Received two bar games-related questions in the past few days - both fitting "what are the odds?" style probability inquiries.
Yahtzee $5 Dice Roll
First: the game is a dice roll, with the aim to roll 5 dice to get a Yahtzee (all 5 dice match). You get 5 attempts, but unlike Yahtzee, you don't get to keep any matching dice - you have to reset your roll each time. Entry fee is $5, and the winner gets the pot of all entry fees (minimum pot size is $50). What does the pot size have to be for you to want to enter?
What we're looking for is at what point the expected value (E[V]) is positive. The odds of rolling a Yahtzee on one roll is if any one number matches on 5 dice, with 6 possible number matches. Thus (1/6) ^ 5 = 1 / 7776, times 6 = 6 / 7776 = 1 / 1296, or 0.08%. Verified here. Thus the odds of NOT winning on one roll is 1 - 0.08% = 99.92%.

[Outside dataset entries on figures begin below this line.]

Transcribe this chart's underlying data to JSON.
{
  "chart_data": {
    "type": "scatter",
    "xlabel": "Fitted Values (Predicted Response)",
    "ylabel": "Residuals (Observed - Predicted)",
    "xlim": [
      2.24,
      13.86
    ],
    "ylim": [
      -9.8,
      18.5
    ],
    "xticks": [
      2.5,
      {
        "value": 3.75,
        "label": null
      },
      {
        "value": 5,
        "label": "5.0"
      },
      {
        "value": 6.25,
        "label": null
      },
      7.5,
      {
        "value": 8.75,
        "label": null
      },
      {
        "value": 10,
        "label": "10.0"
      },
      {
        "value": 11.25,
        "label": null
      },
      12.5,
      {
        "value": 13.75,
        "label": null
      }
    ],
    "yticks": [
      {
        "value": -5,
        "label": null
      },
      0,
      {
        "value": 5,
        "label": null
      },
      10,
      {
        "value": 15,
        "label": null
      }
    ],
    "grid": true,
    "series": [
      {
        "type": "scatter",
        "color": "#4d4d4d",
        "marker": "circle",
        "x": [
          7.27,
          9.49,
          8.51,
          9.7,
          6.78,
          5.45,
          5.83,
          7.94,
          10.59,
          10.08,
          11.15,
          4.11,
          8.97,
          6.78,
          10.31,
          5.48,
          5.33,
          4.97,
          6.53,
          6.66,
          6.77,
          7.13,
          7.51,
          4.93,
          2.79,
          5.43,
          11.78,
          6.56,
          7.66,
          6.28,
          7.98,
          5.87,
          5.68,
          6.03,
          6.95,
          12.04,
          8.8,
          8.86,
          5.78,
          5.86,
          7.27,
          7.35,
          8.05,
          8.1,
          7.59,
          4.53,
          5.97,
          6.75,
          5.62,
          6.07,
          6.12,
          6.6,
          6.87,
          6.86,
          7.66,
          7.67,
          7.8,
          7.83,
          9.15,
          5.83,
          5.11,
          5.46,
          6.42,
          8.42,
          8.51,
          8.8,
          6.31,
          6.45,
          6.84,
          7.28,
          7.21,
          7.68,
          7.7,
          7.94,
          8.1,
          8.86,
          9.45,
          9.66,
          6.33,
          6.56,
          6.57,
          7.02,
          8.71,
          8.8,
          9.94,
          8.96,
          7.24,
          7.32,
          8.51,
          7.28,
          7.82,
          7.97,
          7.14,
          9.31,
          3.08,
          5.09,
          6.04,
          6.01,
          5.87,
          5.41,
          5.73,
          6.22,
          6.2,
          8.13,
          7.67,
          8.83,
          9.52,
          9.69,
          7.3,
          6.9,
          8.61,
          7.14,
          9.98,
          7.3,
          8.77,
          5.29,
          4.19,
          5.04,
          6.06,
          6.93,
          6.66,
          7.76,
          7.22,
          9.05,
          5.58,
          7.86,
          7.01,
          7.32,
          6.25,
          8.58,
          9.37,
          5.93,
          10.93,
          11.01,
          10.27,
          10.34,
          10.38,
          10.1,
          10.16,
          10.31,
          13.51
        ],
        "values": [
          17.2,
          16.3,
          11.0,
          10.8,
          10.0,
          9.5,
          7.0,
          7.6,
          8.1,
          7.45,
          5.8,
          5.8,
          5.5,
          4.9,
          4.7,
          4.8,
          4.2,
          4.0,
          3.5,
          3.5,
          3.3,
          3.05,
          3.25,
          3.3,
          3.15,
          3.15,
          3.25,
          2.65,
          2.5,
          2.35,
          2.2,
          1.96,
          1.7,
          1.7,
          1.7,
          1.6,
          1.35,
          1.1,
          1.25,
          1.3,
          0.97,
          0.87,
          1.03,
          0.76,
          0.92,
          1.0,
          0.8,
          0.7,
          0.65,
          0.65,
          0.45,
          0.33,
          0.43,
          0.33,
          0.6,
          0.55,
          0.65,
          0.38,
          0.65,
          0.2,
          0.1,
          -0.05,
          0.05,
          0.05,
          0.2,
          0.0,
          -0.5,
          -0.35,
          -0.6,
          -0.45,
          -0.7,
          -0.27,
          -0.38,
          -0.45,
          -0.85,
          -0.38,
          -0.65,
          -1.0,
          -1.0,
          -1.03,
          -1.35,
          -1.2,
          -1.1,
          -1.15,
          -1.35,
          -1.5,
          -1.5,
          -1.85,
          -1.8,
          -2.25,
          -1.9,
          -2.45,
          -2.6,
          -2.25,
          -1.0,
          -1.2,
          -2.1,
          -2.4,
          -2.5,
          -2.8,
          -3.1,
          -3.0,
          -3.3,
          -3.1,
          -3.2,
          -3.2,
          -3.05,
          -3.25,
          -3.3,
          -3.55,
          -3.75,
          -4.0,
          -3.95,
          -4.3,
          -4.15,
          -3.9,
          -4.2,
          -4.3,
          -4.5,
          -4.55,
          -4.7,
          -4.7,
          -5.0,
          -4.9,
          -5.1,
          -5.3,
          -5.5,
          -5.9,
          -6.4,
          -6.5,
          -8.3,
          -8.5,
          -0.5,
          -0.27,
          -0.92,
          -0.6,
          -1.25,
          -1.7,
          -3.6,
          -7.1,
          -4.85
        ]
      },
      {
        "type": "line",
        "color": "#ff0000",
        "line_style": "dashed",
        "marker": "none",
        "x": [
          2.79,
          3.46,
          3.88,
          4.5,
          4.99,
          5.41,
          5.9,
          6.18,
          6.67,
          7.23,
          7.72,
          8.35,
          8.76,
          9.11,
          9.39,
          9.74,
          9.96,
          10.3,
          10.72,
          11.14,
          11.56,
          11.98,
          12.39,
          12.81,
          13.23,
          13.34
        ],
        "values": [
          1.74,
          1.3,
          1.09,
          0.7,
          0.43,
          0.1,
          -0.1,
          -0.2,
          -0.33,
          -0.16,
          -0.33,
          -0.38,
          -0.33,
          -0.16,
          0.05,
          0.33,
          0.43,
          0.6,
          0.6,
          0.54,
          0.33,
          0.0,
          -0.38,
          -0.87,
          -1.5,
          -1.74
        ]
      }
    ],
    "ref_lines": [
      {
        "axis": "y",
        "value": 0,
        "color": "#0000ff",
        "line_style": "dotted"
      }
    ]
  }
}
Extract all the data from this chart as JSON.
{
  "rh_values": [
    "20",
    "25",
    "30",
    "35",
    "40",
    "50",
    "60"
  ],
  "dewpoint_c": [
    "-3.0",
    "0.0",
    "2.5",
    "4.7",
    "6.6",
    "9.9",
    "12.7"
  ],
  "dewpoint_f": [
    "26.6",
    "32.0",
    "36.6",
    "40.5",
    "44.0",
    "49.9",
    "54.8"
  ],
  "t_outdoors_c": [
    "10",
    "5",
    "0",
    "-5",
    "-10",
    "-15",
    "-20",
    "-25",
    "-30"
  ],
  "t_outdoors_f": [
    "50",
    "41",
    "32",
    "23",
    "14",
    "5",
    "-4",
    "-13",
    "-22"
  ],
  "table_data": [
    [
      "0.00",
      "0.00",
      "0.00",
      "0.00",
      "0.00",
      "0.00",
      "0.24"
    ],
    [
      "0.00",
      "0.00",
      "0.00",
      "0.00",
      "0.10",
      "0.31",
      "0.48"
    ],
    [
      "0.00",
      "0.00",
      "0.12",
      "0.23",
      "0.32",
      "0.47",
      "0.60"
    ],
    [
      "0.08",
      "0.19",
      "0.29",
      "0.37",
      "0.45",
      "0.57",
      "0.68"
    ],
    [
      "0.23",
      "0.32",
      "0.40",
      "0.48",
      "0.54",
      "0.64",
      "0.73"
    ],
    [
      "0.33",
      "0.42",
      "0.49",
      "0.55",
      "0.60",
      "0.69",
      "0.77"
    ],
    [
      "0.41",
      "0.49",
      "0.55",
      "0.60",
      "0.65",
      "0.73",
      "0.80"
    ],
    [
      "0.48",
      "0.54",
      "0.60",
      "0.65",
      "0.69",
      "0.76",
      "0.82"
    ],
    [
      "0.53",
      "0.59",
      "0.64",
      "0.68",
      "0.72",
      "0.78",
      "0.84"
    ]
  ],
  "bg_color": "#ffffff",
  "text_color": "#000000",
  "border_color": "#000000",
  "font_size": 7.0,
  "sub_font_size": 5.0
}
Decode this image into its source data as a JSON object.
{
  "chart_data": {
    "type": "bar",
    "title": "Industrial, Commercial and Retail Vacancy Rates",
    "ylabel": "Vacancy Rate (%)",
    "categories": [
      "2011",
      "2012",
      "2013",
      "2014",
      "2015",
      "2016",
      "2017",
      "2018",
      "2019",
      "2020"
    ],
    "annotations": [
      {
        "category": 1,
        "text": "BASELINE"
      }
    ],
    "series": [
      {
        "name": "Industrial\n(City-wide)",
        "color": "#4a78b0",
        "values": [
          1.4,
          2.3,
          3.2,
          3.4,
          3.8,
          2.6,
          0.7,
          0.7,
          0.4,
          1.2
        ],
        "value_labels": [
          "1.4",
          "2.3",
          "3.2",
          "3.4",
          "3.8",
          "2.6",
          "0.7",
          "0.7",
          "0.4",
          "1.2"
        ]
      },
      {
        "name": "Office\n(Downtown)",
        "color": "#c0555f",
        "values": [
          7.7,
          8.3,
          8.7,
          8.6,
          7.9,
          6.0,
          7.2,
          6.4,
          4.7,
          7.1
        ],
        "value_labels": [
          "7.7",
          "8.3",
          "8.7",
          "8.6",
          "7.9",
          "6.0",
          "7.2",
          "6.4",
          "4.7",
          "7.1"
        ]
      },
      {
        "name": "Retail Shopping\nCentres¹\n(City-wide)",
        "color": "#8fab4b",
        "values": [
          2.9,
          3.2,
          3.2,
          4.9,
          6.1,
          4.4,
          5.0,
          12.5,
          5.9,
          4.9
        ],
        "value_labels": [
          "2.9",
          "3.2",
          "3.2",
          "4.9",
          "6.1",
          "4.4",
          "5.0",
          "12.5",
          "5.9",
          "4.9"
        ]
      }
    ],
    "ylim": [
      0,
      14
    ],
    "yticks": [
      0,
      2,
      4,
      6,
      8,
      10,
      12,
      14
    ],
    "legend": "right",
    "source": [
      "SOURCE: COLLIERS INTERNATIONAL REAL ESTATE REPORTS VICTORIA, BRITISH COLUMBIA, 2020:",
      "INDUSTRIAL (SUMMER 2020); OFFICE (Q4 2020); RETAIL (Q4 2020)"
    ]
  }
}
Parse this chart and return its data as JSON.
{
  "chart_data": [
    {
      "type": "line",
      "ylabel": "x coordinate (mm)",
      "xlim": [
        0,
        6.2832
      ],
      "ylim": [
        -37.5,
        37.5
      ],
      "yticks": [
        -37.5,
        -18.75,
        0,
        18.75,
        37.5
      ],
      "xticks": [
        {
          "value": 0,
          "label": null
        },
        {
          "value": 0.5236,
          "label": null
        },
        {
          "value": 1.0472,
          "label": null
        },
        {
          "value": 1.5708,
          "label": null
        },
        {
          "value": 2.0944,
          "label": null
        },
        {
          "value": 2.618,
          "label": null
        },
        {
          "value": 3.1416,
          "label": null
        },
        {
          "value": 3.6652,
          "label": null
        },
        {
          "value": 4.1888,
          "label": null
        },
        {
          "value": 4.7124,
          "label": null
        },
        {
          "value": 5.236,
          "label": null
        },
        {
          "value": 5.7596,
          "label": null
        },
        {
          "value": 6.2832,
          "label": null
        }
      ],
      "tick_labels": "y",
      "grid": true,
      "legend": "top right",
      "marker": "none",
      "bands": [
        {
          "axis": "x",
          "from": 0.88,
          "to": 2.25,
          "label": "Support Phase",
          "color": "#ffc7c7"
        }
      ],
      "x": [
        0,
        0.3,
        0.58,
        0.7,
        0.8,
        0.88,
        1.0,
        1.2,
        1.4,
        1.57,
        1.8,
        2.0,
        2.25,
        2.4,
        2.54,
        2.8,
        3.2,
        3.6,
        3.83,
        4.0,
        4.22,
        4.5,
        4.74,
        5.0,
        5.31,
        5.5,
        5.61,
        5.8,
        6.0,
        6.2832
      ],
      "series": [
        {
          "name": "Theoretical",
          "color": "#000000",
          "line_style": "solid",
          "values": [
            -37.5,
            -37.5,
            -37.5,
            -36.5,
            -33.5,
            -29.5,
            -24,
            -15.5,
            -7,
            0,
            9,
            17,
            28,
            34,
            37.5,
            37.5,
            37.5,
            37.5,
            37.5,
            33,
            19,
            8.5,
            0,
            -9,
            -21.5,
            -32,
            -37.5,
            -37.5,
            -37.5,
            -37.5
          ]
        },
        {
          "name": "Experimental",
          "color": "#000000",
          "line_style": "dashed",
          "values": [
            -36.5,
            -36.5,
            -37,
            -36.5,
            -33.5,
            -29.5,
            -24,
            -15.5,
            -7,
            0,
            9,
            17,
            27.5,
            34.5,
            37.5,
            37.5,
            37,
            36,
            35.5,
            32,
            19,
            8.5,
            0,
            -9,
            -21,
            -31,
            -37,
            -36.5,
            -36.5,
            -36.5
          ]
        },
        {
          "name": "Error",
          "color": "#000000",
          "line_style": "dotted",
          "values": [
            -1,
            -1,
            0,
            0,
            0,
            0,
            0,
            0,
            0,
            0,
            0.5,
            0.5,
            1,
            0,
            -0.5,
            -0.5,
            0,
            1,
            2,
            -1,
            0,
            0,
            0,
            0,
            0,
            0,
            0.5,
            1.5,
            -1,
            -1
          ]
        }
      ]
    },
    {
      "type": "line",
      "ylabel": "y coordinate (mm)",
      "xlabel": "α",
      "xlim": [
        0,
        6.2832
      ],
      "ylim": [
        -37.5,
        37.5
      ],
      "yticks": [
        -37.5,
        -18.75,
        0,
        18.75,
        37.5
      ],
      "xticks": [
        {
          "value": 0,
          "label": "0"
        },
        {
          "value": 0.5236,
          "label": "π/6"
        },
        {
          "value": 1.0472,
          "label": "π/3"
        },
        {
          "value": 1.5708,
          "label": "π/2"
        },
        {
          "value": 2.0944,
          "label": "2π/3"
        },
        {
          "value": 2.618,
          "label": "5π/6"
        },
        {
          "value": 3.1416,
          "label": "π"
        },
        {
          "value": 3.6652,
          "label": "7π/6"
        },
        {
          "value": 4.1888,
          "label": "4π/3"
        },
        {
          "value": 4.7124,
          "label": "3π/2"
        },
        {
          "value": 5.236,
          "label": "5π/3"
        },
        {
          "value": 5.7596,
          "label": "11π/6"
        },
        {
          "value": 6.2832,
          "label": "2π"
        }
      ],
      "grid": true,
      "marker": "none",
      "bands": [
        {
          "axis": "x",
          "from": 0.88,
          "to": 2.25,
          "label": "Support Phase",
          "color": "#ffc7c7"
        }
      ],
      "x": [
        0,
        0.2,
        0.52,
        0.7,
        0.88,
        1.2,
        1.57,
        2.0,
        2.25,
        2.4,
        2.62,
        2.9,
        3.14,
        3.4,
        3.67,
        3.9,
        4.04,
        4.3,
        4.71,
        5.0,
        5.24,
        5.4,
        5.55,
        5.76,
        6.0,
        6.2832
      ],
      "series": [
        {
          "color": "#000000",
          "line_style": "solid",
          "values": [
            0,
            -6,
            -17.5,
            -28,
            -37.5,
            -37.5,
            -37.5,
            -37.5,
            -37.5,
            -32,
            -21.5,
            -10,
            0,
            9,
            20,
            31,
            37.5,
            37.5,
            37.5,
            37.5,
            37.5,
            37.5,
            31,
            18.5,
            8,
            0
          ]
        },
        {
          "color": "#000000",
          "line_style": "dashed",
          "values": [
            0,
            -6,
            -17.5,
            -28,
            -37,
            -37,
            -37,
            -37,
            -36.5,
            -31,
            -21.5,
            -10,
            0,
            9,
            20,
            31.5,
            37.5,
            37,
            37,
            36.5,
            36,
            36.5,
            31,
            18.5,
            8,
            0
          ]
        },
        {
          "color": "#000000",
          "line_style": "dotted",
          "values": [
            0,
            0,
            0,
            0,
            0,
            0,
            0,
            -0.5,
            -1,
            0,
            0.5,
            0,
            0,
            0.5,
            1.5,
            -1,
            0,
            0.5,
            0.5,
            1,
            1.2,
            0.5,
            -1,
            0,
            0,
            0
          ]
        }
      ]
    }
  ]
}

Since there is no rollover, the math is pretty straight forward. The odds you LOSE 5 times is 99.92% ^ 5 = 99.6%. So the odds you WIN is 1 - 99.6% = 0.4%.
Your expected loss is 99.6% * -$5 = -$4.98, so we want to calculate at what point your expected winnings would be more than $4.98, and thus create a breakeven point. This can be calculated by your expected loss / odds you win, so $4.98 / 0.4% = $1,293. This is how large the pot needs to be before you'd be indifferent between lighting $5 on fire and playing the dice game; way higher than the $50 minimum pot size.
Odds You Miss Every Single Trivia Question
Second: the game is bar trivia, with 20 questions with 4 multiple choice answers each. Say you're trying to tank the game and miss every single question (for draft position next round maybe??) and you christmas-tree each question at random. What are the odds you get at least one question correct by accident?
If each guess is truly random, you have a 75% chance of getting a single question wrong. So the odds you get EVERY question wrong are 75% ^ 20 = 0.3%, meaning that it is extremely likely you will get at least one question right, at 1 - 0.3% = 99.7%.
There is actually a better chance you win the dice game than miss every trivia question!